For a moment, Terri seriously considered letting slip that Farrukh also shot a gangbanger and pushed his body off a bridge. Instead, she said, “Despite what you may or may not think about the investigative abilities of the LAPD, let me assure you that I am doing everything possible to locate and then apprehend the killer or killers of Farrukh Jhadav.”
“Really. Because …”
“Yeah, really. I take this case as seriously as any other on my plate.”
“… because it would be a shame if someone were to get ahold of the comments you made at Angel’s Knoll yesterday. Something about ‘next time, don’t blow up your country.’”
“That would be a real shame,” Terri said, taking a half step into Chavan’s airspace. “Seeing as how it’d be a felony violation of state anti-wiretapping statutes.”
“It would be interesting to see what would happen if they ever tried to enforce that law. Look, I’m not trying to threaten anything …”
“Damn straight you’re not.”
“I want to offer my services.” Chavan held out a cream-
colored business card. “If there’s any way my office can help, just give us a call.”
Terri took this and decided not to say anything else, tucking it into a jacket pocket and turning abruptly, walking the twenty feet back to where Zack stood with his large soda, having watched the encounter go down with his mouth slightly open. He waited until Chavan had walked off, back toward the toilet tent.
“What the hell did she want?”
“What do you think? She knows we’re on the case and wants to know why it hasn’t been solved yet.”
“Why? Just because I stopped in here for a drink?”
“Yeah. That’s why.”
“Huh.” They watched Chavan stride off, one shoulder of her sari flapping in the toilet-tent stench. “Maybe she killed Farrukh,” Zack added.

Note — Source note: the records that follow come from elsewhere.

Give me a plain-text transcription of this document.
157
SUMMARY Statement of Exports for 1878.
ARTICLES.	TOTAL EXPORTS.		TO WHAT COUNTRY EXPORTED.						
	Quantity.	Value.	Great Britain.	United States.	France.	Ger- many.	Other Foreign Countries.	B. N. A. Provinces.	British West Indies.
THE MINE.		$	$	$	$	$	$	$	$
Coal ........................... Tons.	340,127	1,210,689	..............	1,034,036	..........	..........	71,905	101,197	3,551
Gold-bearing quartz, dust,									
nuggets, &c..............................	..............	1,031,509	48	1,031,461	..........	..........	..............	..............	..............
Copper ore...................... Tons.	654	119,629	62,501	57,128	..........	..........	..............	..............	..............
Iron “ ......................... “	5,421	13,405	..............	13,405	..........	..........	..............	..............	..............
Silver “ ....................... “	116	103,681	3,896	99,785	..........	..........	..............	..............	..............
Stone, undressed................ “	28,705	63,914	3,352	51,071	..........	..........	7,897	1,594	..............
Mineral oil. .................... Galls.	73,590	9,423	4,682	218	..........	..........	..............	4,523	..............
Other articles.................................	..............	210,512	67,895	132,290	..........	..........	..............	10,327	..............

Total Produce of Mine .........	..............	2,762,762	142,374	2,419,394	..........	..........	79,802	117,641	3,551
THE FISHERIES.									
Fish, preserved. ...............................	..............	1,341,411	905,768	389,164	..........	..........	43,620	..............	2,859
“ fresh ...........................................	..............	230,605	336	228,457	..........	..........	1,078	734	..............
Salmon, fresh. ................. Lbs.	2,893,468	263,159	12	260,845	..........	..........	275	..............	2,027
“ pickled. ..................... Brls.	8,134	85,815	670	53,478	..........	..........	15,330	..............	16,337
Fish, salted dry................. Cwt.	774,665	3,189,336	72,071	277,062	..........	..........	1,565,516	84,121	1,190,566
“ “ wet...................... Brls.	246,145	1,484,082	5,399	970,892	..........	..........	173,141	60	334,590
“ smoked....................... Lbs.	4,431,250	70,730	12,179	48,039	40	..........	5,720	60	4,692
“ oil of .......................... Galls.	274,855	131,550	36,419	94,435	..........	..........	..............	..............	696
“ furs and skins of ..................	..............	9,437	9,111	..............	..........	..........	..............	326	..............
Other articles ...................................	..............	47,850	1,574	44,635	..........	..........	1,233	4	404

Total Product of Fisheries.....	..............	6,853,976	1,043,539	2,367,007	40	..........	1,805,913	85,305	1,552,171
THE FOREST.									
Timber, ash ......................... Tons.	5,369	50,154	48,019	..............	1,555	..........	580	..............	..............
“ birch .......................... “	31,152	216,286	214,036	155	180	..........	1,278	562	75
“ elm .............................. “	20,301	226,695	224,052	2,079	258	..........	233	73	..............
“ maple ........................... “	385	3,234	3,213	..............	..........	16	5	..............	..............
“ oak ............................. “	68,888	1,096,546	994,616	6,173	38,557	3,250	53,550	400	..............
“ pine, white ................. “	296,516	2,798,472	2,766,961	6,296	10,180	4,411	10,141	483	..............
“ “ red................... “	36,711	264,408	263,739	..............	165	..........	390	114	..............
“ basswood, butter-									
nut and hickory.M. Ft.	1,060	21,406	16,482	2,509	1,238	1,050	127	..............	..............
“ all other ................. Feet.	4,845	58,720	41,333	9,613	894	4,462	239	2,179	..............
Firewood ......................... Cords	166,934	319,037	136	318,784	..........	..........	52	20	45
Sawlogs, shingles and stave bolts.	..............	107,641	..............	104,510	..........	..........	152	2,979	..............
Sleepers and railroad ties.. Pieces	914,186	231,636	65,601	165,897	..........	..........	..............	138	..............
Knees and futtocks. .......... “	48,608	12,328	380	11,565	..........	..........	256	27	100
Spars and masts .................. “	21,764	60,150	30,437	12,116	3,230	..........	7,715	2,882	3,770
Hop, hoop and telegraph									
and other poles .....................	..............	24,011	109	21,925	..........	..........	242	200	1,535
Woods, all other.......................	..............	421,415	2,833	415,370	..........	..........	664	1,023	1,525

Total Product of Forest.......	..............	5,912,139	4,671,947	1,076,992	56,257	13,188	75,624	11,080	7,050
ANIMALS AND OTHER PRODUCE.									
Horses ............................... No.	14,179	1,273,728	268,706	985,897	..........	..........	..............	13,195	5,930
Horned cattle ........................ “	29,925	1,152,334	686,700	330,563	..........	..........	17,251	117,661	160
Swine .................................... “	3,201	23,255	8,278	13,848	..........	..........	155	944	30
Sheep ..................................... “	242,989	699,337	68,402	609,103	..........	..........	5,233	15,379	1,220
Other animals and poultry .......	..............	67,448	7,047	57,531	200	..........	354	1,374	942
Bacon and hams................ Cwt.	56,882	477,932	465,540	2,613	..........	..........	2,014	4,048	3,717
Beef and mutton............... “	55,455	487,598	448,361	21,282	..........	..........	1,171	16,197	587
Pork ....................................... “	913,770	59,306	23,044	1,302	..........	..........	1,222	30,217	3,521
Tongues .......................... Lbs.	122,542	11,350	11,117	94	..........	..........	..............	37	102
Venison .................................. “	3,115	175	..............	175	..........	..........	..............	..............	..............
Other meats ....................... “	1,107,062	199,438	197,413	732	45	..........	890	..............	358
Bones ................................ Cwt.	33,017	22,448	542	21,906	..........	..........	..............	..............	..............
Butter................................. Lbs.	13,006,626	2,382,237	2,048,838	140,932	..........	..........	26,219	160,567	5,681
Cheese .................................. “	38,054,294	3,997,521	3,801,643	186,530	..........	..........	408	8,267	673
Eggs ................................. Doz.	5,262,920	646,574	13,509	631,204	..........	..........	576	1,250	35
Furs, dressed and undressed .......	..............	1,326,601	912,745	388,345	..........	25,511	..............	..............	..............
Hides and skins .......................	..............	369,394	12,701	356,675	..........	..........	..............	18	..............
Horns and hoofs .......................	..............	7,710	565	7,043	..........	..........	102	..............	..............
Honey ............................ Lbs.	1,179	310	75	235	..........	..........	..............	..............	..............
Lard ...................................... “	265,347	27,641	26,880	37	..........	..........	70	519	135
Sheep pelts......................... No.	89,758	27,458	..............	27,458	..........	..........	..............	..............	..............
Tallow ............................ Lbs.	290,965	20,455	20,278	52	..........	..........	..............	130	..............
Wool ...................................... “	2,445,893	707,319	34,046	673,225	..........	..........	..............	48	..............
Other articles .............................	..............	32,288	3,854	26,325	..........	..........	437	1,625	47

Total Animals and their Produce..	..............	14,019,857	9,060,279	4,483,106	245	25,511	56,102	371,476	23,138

They continued back to the car.
“Pssht,” he said. “‘R-A-L-A.’ They don’t even have the human … dignity to stick a plural in there. ‘Advocate.’ Like they’re the one and only.”
“Right.” She felt strangely drained.
“And does RALA do squat for Turkish refugees?”
“In LA? All three of them?”
“You know what I mean.”
An hour and a half later, Bottlecap finally called.
“I’m here in Pershing Square, near the …”
“I know,” she said. “I can see you, remember? Also, that’s a lot farther than four blocks.”
“Yeah, well, I had to call my boy Sup, on account of …”
“I don’t care. No one cares. Is Sanjiv there?”
“Yeah, he’s here. So, he’s wearing this kind of brown jacket with …”
“Tag him. Jesus. Just blip a tag on his head and flip it to me. We’ll do the rest.”
“Yeah, yeah. Okay, yeah …”
The car pulled out, Zack jolting up from a nap. At the park, they circled a few times, seeing Sanjiv Goswami in dark shades and a dust mask. She’d come up with a contingency act to get them close without raising suspicions, but on the second pass around the park, Sanjiv moved to cross the street at the same moment they passed, walking right up to the car without knowing what he was doing. All they had to do was slow down and pop the side door, Zack lunging out and grabbing the kid like it was a political kidnapping in some third-world country.